Covergestaltung: Nadja Klamet
Verlag: Mark Savage
mksavage@web.de
Druck: epubli, ein Service der
neopubli GmbH, Berlin
Printed in Germany
1. Auflage
© Alle Rechte vorbehalten
1.
3:50 a.m.
Das »Dance-House« war eine Underground-Disco, die den strengen Gesetzen Atlantas schon seit Jahren Paroli bot. Um den ständigen Belästigungen der Cops und letztendlich einigen Tagen Knast zu entgehen, vollbrachte die Inhaberin, eine weibliche Person im Dolly Buster-Format, eine kleine Sensation. Zigtausende Dollars wurden aufgewendet, um den Tanzschuppen so gegen den Schall zu isolieren, dass man einen Meter vor der Eingangstür nicht ein Dezibel anzumessen vermochte. Offiziell schloss die Disco pünktlich zur Sperrstunde, um die Heerscharen von Stammgästen, die erst nach dieser Zeit eintrafen, durch eine getarnte Hintertür in die unterirdische Lärmstube, deren Fläche sich auf knapp siebenhundert Quadratmetern verteilte, hineinströmen zu lassen.

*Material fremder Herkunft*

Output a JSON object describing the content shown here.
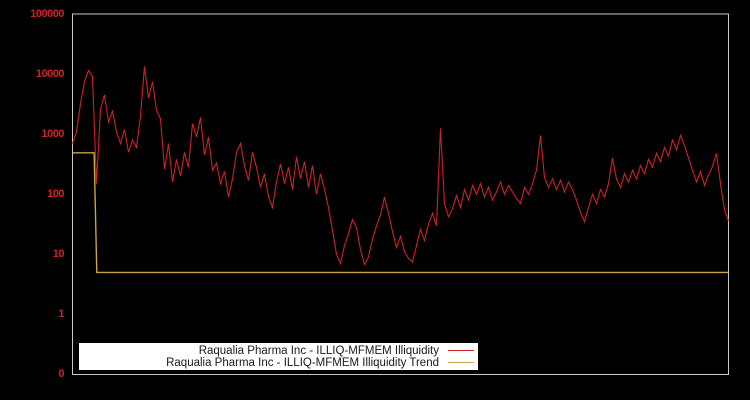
{
  "chart_data": {
    "type": "line",
    "title": "",
    "xlabel": "",
    "ylabel": "",
    "y_scale": "log",
    "ylim": [
      0.1,
      100000
    ],
    "grid": false,
    "legend_position": "bottom-center",
    "x_tick_labels": [],
    "y_ticks": [
      {
        "label": "100000",
        "value": 100000
      },
      {
        "label": "10000",
        "value": 10000
      },
      {
        "label": "1000",
        "value": 1000
      },
      {
        "label": "100",
        "value": 100
      },
      {
        "label": "10",
        "value": 10
      },
      {
        "label": "1",
        "value": 1
      },
      {
        "label": "0",
        "value": 0.1
      }
    ],
    "series": [
      {
        "name": "Raqualia Pharma Inc - ILLIQ-MFMEM Illiquidity",
        "type": "line",
        "color": "#cc2128",
        "values": [
          700,
          1100,
          3200,
          7500,
          11500,
          9000,
          150,
          2600,
          4500,
          1600,
          2400,
          1100,
          700,
          1200,
          500,
          800,
          600,
          2000,
          13500,
          4000,
          7500,
          2500,
          1800,
          260,
          700,
          160,
          380,
          200,
          500,
          280,
          1500,
          900,
          1900,
          450,
          900,
          250,
          330,
          150,
          240,
          90,
          180,
          500,
          700,
          300,
          170,
          500,
          280,
          130,
          220,
          90,
          60,
          160,
          320,
          150,
          280,
          120,
          420,
          180,
          350,
          130,
          300,
          100,
          220,
          120,
          60,
          25,
          10,
          7,
          14,
          22,
          38,
          28,
          12,
          6.8,
          9,
          18,
          30,
          45,
          90,
          48,
          24,
          13,
          20,
          11,
          8.5,
          7.5,
          14,
          26,
          17,
          32,
          48,
          30,
          1250,
          70,
          42,
          58,
          95,
          60,
          120,
          80,
          140,
          100,
          150,
          90,
          130,
          80,
          110,
          160,
          100,
          140,
          110,
          85,
          70,
          130,
          100,
          150,
          250,
          950,
          190,
          130,
          180,
          120,
          170,
          110,
          160,
          120,
          80,
          50,
          35,
          60,
          100,
          70,
          120,
          90,
          150,
          400,
          180,
          130,
          220,
          160,
          250,
          180,
          300,
          220,
          380,
          280,
          480,
          350,
          600,
          430,
          800,
          550,
          950,
          650,
          400,
          250,
          160,
          240,
          140,
          210,
          290,
          480,
          150,
          55,
          36
        ]
      },
      {
        "name": "Raqualia Pharma Inc - ILLIQ-MFMEM Illiquidity Trend",
        "type": "line",
        "color": "#c9a43f",
        "points": [
          {
            "t": 0.0,
            "value": 490
          },
          {
            "t": 0.033,
            "value": 490
          },
          {
            "t": 0.037,
            "value": 5
          },
          {
            "t": 1.0,
            "value": 5
          }
        ]
      }
    ]
  },
  "colors": {
    "background": "#000000",
    "frame": "#c8c8c8",
    "tick_label": "#cc2128",
    "legend_background": "#ffffff",
    "legend_text": "#1a1a1a"
  }
}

Das Programm war vielseitig. Es gab Tage, an denen ausschließlich die Farbigen auf ihre musikalischen Geschmäcker kamen, und es gab Tage an denen ecstasy-schluckende Kids zu Hunderten sich dem monotonen Gehämmer dröhnender Technomusik aussetzten.
An jenem verhängnisvollen Frühmorgen bestand das Publikum aus einem kunterbunten Mischmasch an Hautfarben und Nationen, dementsprechend abwechslungsreich gestaltete sich das musikalische Programm, das ein farbiger DJ reifen Alters dem Kundenstamm präsentierte. Die Palette reichte von Creedance Clearwater Revival bis Bryan Adams oder sogar Metallica und AC/DC, dennoch dominierten eindeutig Soul und Funk. Auch eine gehörige Portion Rap mischte sich in das Repertoire.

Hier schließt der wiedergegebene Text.